If at first you don't succeed, change the rules.

Apr 18, 2010 19:52

Why is there a 14.50$ tax on blank music discs?? It's insane!!!

Anyway, this week was Tabi's 21st birthday so i was invited over for cake. Very yummy cake i might add.

I've been doing better. I'm slowly getting the hang of this thing. But i still have my bad days.

I had applied to an awesome university, and not even a week letter i got my acceptance letter in the mail. That was kick ass. Felt pretty good about myself too.

I decided to become a social worker instead of the whole doctor thing. I still want to make a difference in people's lives. I'm thinking of working with the foster care system. But we'll see. I want to be one the people who actually gives a fuck about where these kids are being placed, and how they are being treated.

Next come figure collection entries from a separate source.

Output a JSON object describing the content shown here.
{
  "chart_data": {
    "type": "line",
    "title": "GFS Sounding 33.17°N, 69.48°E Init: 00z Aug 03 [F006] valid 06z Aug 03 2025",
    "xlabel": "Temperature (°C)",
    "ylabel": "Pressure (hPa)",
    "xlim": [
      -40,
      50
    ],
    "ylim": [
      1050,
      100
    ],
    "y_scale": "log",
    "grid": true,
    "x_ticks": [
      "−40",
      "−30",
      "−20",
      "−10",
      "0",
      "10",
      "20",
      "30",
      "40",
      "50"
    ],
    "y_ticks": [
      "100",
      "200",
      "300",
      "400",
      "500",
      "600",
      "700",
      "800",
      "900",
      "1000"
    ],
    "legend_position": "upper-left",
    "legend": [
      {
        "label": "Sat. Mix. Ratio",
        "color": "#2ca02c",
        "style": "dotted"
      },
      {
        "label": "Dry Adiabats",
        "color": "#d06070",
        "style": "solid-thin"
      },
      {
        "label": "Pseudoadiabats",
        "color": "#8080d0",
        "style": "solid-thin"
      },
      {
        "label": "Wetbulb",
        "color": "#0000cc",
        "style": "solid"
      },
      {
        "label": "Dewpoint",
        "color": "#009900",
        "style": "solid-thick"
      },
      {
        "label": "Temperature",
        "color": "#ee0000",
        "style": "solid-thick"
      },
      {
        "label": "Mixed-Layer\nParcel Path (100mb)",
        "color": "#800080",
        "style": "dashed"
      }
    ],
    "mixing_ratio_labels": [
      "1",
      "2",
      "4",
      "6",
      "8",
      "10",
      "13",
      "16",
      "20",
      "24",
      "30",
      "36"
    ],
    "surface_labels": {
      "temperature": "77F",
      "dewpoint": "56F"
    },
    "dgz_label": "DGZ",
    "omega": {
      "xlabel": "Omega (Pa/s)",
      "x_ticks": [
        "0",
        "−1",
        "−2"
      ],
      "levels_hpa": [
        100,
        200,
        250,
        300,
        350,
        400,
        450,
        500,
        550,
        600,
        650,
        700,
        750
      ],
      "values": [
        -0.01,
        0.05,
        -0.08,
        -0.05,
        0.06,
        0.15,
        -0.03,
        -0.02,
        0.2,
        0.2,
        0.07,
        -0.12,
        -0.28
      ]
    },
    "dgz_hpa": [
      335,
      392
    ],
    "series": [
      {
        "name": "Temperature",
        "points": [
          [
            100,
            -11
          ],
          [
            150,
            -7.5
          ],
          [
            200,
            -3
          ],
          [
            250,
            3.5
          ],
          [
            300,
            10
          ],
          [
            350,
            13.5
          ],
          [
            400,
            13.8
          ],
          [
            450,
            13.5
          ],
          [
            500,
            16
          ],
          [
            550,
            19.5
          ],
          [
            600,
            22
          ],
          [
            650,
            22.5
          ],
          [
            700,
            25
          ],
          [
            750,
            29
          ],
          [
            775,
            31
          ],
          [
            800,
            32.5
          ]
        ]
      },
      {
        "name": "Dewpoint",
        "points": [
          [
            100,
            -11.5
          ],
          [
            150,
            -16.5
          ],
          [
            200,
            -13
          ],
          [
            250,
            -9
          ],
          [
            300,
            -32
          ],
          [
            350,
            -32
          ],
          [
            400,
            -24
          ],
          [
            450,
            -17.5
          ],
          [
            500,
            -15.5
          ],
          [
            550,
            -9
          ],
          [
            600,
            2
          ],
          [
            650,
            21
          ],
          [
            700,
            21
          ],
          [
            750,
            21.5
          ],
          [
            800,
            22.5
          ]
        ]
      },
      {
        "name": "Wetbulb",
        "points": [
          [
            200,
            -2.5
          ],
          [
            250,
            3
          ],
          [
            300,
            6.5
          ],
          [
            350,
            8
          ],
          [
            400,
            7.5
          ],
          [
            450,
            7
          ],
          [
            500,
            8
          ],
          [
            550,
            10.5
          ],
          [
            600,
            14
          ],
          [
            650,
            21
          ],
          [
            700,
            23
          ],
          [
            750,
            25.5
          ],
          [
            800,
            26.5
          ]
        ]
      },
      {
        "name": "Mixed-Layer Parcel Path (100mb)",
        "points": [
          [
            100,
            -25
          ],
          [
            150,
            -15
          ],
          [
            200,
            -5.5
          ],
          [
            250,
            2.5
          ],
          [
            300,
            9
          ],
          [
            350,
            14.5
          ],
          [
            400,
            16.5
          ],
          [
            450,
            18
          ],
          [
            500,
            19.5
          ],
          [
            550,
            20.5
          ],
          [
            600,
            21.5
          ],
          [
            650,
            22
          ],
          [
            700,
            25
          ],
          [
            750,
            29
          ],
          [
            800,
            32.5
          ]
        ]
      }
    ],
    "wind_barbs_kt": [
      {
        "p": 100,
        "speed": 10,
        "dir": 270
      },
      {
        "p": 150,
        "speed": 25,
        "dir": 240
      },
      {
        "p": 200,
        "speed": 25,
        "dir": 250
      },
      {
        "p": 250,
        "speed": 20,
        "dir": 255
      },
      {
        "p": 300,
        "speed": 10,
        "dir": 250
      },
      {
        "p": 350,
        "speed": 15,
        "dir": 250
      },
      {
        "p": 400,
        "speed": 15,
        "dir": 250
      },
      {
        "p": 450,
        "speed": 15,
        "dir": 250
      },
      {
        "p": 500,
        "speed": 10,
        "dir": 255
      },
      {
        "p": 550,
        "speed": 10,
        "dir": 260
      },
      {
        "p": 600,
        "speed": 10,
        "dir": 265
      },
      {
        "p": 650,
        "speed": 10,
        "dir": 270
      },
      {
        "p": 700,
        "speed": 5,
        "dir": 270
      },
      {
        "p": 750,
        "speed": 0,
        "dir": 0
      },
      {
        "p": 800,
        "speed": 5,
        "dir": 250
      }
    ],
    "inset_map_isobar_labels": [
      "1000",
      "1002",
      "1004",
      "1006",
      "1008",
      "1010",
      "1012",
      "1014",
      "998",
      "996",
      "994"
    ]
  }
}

I still have a deep sadness in me about softie. Even when i'm laughing and having a good time, i tend to still hold back and just... drift away. I just feel like there's a piece of myself missing. Loneliness tends to seep in every time i come home and she's not there to greet me. There was one day i was so sad about it i just sat on my front steps for an hour before i could get myself to go inside. At times like that i just want to go to the humane society to get a kitten. But then i realize i'm just trying to fill the void. Urg, i was going to rebound on a cat lol.

The weather has been amazing the past week or so. I was in shorts all week. If the sun is out, i tend to be in a good mood automatically.